Each Toyota 4Runner of the last decade has scored 80 or higher on J.D. Power’s reliability ratings, and the 2011 version is the highest of them all with a score of 85 and five out of five on Consumer Reports’ version of the ratings.
This model does currently have the second-highest number of recalls according to the NHTSA though, so we would suggest that the 2017 model is the most reliable year as it only scores one lower on J.D. Power’s reliability ratings but has half the number of recalls.
|JD Power||Consumer Reports|
|2022 = 82||(predicted) 4|
|2021 = 82||5|
|2020 = 80||4|
|2019 = 82||4|
|2018 = 81||5|
|2017 = 84||4|
|2016 = 81||4|
|2015 = 81||4|
|2014 = 81||5|
|2013 = 83||4|
|2012 = 84||5|
|2011 = 85||5|
4Runner Years With the Most Recalls
4Runners from the last decade have been somewhat plagued by airbag issues, specifically the risk of the frontal airbags exploding.
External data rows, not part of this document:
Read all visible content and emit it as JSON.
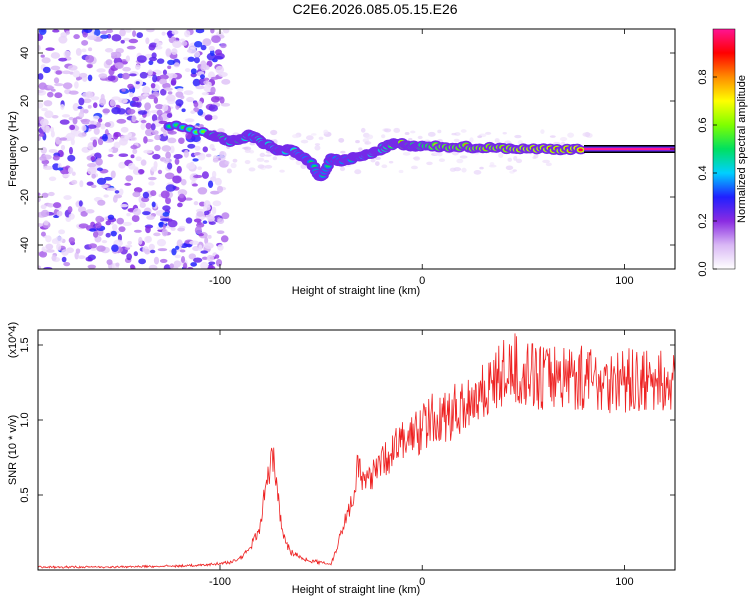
{
  "title": "C2E6.2026.085.05.15.E26",
  "chart_data": [
    {
      "id": "spectrogram",
      "type": "heatmap",
      "xlabel": "Height of straight line (km)",
      "ylabel": "Frequency (Hz)",
      "xlim": [
        -190,
        125
      ],
      "ylim": [
        -50,
        50
      ],
      "xticks": [
        -100,
        0,
        100
      ],
      "xtick_labels": [
        "-100",
        "0",
        "100"
      ],
      "yticks": [
        -40,
        -20,
        0,
        20,
        40
      ],
      "ytick_labels": [
        "-40",
        "-20",
        "0",
        "20",
        "40"
      ],
      "colorbar": {
        "label": "Normalized spectral amplitude",
        "range": [
          0,
          1
        ],
        "ticks": [
          0,
          0.2,
          0.4,
          0.6,
          0.8
        ],
        "tick_labels": [
          "0.0",
          "0.2",
          "0.4",
          "0.6",
          "0.8"
        ],
        "stops": [
          "#ffffff",
          "#d9b8f5",
          "#8a2be2",
          "#2020ff",
          "#00d0ff",
          "#00e060",
          "#7fff00",
          "#ffff00",
          "#ff8c00",
          "#ff0000",
          "#ff1493"
        ]
      },
      "noise_region": {
        "x_range": [
          -190,
          -105
        ],
        "y_range": [
          -50,
          50
        ]
      },
      "signal_track": [
        {
          "x": -125,
          "y": 10,
          "amp": 0.5
        },
        {
          "x": -105,
          "y": 6,
          "amp": 0.6
        },
        {
          "x": -100,
          "y": 5,
          "amp": 0.7
        },
        {
          "x": -95,
          "y": 3,
          "amp": 0.6
        },
        {
          "x": -90,
          "y": 4,
          "amp": 0.7
        },
        {
          "x": -85,
          "y": 6,
          "amp": 0.5
        },
        {
          "x": -80,
          "y": 3,
          "amp": 0.6
        },
        {
          "x": -75,
          "y": 1,
          "amp": 0.6
        },
        {
          "x": -70,
          "y": -1,
          "amp": 0.5
        },
        {
          "x": -65,
          "y": 0,
          "amp": 0.6
        },
        {
          "x": -60,
          "y": -3,
          "amp": 0.5
        },
        {
          "x": -55,
          "y": -6,
          "amp": 0.5
        },
        {
          "x": -50,
          "y": -12,
          "amp": 0.5
        },
        {
          "x": -45,
          "y": -4,
          "amp": 0.5
        },
        {
          "x": -40,
          "y": -5,
          "amp": 0.5
        },
        {
          "x": -35,
          "y": -4,
          "amp": 0.5
        },
        {
          "x": -30,
          "y": -3,
          "amp": 0.55
        },
        {
          "x": -25,
          "y": -2,
          "amp": 0.6
        },
        {
          "x": -20,
          "y": 0,
          "amp": 0.6
        },
        {
          "x": -15,
          "y": 2,
          "amp": 0.7
        },
        {
          "x": -10,
          "y": 2,
          "amp": 0.85
        },
        {
          "x": -5,
          "y": 1,
          "amp": 0.7
        },
        {
          "x": 0,
          "y": 1,
          "amp": 0.7
        },
        {
          "x": 10,
          "y": 1,
          "amp": 0.8
        },
        {
          "x": 20,
          "y": 1,
          "amp": 0.8
        },
        {
          "x": 30,
          "y": 0.5,
          "amp": 0.85
        },
        {
          "x": 40,
          "y": 0.5,
          "amp": 0.85
        },
        {
          "x": 50,
          "y": 0,
          "amp": 0.9
        },
        {
          "x": 60,
          "y": 0,
          "amp": 0.9
        },
        {
          "x": 70,
          "y": 0,
          "amp": 0.9
        },
        {
          "x": 80,
          "y": 0,
          "amp": 0.95
        }
      ],
      "carrier_line": {
        "x_range": [
          80,
          125
        ],
        "y": 0,
        "amp": 1.0
      }
    },
    {
      "id": "snr",
      "type": "line",
      "xlabel": "Height of straight line (km)",
      "ylabel": "SNR (10 * v/v)",
      "y_multiplier_label": "(x10^4)",
      "xlim": [
        -190,
        125
      ],
      "ylim": [
        0,
        1.6
      ],
      "xticks": [
        -100,
        0,
        100
      ],
      "xtick_labels": [
        "-100",
        "0",
        "100"
      ],
      "yticks": [
        0.5,
        1.0,
        1.5
      ],
      "ytick_labels": [
        "0.5",
        "1.0",
        "1.5"
      ],
      "series": [
        {
          "name": "SNR",
          "color": "#ee2222",
          "x": [
            -190,
            -170,
            -150,
            -130,
            -110,
            -95,
            -90,
            -85,
            -80,
            -78,
            -76,
            -74,
            -72,
            -70,
            -68,
            -65,
            -62,
            -60,
            -55,
            -50,
            -45,
            -40,
            -38,
            -35,
            -32,
            -30,
            -28,
            -25,
            -22,
            -20,
            -15,
            -10,
            -5,
            0,
            5,
            10,
            15,
            20,
            25,
            30,
            35,
            40,
            45,
            50,
            55,
            60,
            65,
            70,
            80,
            90,
            100,
            110,
            120,
            125
          ],
          "y": [
            0.02,
            0.02,
            0.02,
            0.025,
            0.03,
            0.05,
            0.08,
            0.15,
            0.3,
            0.5,
            0.65,
            0.75,
            0.55,
            0.35,
            0.2,
            0.12,
            0.1,
            0.08,
            0.06,
            0.05,
            0.04,
            0.25,
            0.35,
            0.45,
            0.7,
            0.6,
            0.55,
            0.65,
            0.75,
            0.7,
            0.8,
            0.85,
            0.9,
            0.95,
            1.0,
            1.0,
            1.05,
            1.1,
            1.15,
            1.2,
            1.25,
            1.3,
            1.35,
            1.3,
            1.3,
            1.28,
            1.3,
            1.3,
            1.28,
            1.27,
            1.26,
            1.25,
            1.25,
            1.22
          ]
        }
      ]
    }
  ]
}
This problem caused numerous recalls from 2010-2016, but it seems to have been fixed in the 4Runner models that have been released since this period.
According to the NHTSA, the 2010 4Runner has had the most recalls out of the various models from the last twelve years, with a total of 12.
Out of these recalls, the most worrying were concerning airbags exploding (five recalls) and potential burns from touching the exhaust tip (two recalls). Damage to the seat heaters’ wiring and incorrect load carrying capacity labeling made up the rest of the recalls.
Behind the 2010 model is the 2011 4Runner with 10 recalls, which consisted of the same issues as the previous year’s.
The 2017 4Runner had less critical recalls, such as incorrect load information labeling and superficial parts detaching from the car, but as well as the incorrect labeling the 2018 and 2019 4Runners were recalled for loose steering/suspension fasteners and the risk of the fuel pump failing.
At the other end of the scale, the most recent 4Runners are the ones that currently have the least recalls – the 2020 and 2021 models share this prize, with no recalls between them.
Therefore, based on recalls alone, it looks as though a 2017 4Runner or one from the last couple of years is your best bet.
Data obtained from the NHTSA website
Final Thoughts – Worst 4Runner Years
Despite the various problems that the 4Runner range has experienced throughout its lifespan, it’s important to remember that no car is perfect, and all vehicles will start to display signs of wear and tear after having been driven long enough.
Generally speaking, the 4Runner is a reliable ride that suffers from less issues than many other cars no matter the year you choose.
That being said, there are years which seem to have treated drivers better than others, in particular the 2017 version, which was the first model in the newer fifth generation of 4Runners.
So shop with confidence if you’re buying a Toyota 4Runner, but remember that it’s always a good idea to check the car’s recall status by looking up its unique VIN number online to find out about any repairs that it may need.
This way, you can ask the owner or dealership if the car you’re interested in has been fixed or whether it might still suffer from any issues.